Ferramentas de diagnóstico emocional costumam reunir testes psicológicos validados, devolutivas estruturadas, relatórios por equipe e planos de ação para lideranças e RH. O objetivo não é transformar dados humanos em controle excessivo, mas dar base técnica para trazer decisões sobre desenvolvimento, comunicação, realocação, prevenção de conflitos e retenção.

Empresas tratam saúde emocional como indicador de desempenho

O peso dos afastamentos por saúde mental também mostra que a discussão deixou de ser apenas individual. Segundo o Ministério da Previdência Social, as mulheres responderam por 63,46% dos benefícios concedidos por transtornos mentais em 2025. São Paulo concentrou o maior volume de afastamentos, com 149.375 benefícios, seguido por Minas Gerais, com 83.321.

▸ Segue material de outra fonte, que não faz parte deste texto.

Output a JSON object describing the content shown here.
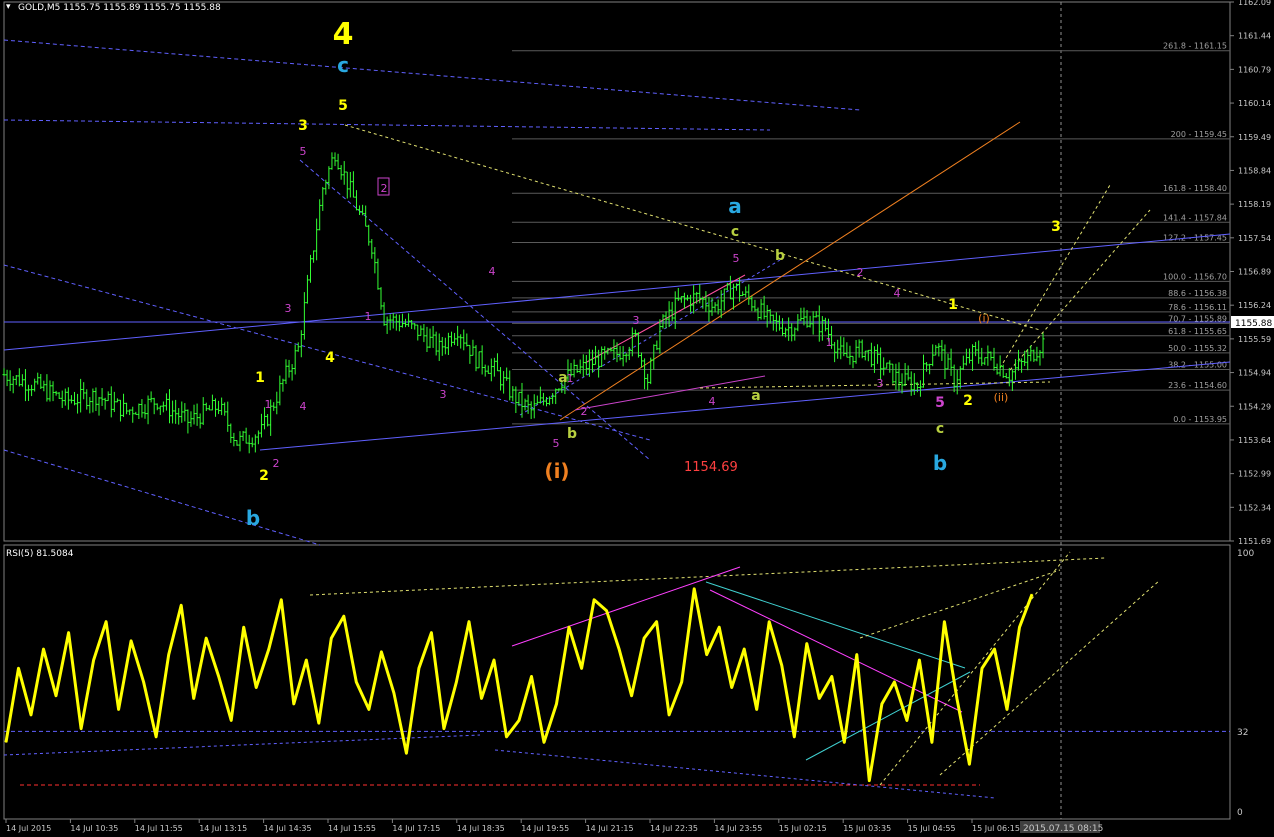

Para Jéssica, esses números reforçam que empresas precisam olhar para fatores organizacionais, como excesso de demanda, comunicação falha, metas pouco claras, insegurança psicológica e ausência de preparo das lideranças. “O diagnóstico emocional não substitui a responsabilidade da gestão. Ele mostra onde a empresa precisa agir. A partir daí, o desafio é transformar informação em plano, acompanhamento e mudança de prática”, diz.

Com a combinação de recorde de afastamentos, novas exigências legais e maior cobrança dos profissionais por ambientes saudáveis, o uso de dados comportamentais tende a se consolidar como parte da estratégia de pessoas. A saúde emocional, antes tratada como pauta periférica, passa a ser indicador de risco, desempenho e sustentabilidade da operação.